Tue Aug 16 15:09:28 PDT 2011

I have some comments, that I see as problems, about the built-in AAs.

1) I have written code similar to this, do you think it's correct?

import std.stdio;

struct F {
    uint x;

    hash_t toHash() {
        puts("*");
        return x;
    }

    const bool opEquals(ref const(F) f) {
        puts("#");
        return x == f.x;
    }
}
void main() {
    auto data = [F(1), F(2), F(3), F(4), F(5), F(6)];
    int[F] aa;
    foreach (i, f; data)
        aa[f] = i;
}

After a good amount of debugging I have added those puts, and I've seen that those toHash/opEquals are never called, it's the second time I waste time on this problem.

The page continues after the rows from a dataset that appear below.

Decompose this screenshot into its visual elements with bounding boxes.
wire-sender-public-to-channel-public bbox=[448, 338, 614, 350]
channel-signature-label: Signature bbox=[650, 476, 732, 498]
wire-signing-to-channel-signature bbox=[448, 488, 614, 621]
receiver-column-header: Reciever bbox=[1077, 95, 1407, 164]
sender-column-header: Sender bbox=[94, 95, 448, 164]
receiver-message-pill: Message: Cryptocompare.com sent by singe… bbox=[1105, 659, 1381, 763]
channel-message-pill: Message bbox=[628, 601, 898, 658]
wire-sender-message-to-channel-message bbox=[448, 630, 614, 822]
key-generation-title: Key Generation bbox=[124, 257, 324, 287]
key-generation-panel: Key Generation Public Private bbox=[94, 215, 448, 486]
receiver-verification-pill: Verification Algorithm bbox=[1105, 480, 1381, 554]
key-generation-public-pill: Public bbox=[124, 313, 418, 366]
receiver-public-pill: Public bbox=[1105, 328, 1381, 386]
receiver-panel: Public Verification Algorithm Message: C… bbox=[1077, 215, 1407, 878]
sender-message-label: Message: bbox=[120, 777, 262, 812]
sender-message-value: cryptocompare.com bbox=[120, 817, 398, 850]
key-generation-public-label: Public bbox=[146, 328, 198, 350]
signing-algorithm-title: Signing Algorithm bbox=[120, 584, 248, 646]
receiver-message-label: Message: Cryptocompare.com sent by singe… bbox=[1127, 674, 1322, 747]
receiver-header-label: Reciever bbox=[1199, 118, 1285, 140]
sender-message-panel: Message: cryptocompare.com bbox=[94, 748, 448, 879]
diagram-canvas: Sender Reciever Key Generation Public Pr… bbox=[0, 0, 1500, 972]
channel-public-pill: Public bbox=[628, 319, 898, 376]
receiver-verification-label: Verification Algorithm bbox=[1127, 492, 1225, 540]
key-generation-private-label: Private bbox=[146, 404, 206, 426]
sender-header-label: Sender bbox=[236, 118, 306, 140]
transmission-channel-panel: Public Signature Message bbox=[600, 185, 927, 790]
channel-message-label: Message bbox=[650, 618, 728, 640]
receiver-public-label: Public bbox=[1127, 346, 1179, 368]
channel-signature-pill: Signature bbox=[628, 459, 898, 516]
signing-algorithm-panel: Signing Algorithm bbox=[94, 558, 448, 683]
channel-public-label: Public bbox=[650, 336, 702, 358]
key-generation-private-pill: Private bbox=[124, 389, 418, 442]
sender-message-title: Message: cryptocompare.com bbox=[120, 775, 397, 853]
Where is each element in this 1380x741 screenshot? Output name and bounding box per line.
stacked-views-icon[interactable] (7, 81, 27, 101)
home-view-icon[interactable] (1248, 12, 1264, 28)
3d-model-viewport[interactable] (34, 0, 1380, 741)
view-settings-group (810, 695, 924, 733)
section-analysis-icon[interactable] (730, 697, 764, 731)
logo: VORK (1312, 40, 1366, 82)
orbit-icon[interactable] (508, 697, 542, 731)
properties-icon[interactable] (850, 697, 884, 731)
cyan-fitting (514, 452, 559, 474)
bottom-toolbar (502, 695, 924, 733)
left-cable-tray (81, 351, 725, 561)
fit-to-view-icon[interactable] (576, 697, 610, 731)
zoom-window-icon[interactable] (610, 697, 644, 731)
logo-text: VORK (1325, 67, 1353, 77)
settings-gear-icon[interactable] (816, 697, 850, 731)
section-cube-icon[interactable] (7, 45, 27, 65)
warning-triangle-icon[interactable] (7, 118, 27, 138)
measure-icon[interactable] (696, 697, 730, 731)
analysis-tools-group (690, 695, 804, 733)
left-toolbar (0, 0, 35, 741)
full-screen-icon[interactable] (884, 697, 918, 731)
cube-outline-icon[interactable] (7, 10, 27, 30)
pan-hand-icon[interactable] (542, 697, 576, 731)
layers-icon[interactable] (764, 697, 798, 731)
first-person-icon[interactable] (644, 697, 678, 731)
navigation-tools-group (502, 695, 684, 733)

In my opinion this is not acceptable in a language like D. If a user wants to add the hashing protocol to a class/struct then he/she will probably add a toHash. So if a toHash() is present, the compiler has to give a compile time error if all the other parts of the hash protocol are not present or if they are not correct (this currently means a correct opEquals and opCmp). This is quite important.

See also:
http://d.puremagic.com/issues/show_bug.cgi?id=3844
http://d.puremagic.com/issues/show_bug.cgi?id=4290

-------------------

2) Originally built-in AAs used a search tree to resolve collisions, but I think since some time they use a simple linked list (this has the advantage of simplifying the code, but it has the disadvantage that now hashing is able to become O(n^2), allowing certain attacks to D code that where impossible before).

So why are D AAs requiring still an opCmp to used-defined hashable structs/classes? Why don't we remove this need (and change the D docs)?

-------------------

3) This program finally uses the user-defined hash:

import std.stdio;

struct F {
    uint x;

    hash_t toHash() {
        puts("*");
        return x;
    }

    const bool opEquals(ref const(F) f) {
        puts("#");
        return x == f.x;
    }

    const int opCmp(ref const F f) {
        puts("$");
        return x - f.x;
    }
}
void main() {
    auto data = [F(1), F(2), F(3), F(3), F(5), F(1)];
    int[F] aa;
    foreach (i, f; data)
        aa[f] = i;
    writeln(aa);
}

It outputs:

$
$
F:1 F:3 F:5 F:4

The output shows that the AA is using opCmp() instead opEquals(). If the AA is hash based and resolves collisions with an unordered linked list then why isn't it calling opEquals() instead? Generally opEquals() is faster than opCmp().

-------------------

Now and then I compare the running time of C++0x code that uses <unordered_map> with the running time of the same operations done with D AAs and I don't see good timings for D. Are D AAs true templates or do they use some runtime typeid function? If they aren't true templates isn't it better to change this?

Bye,
bearophile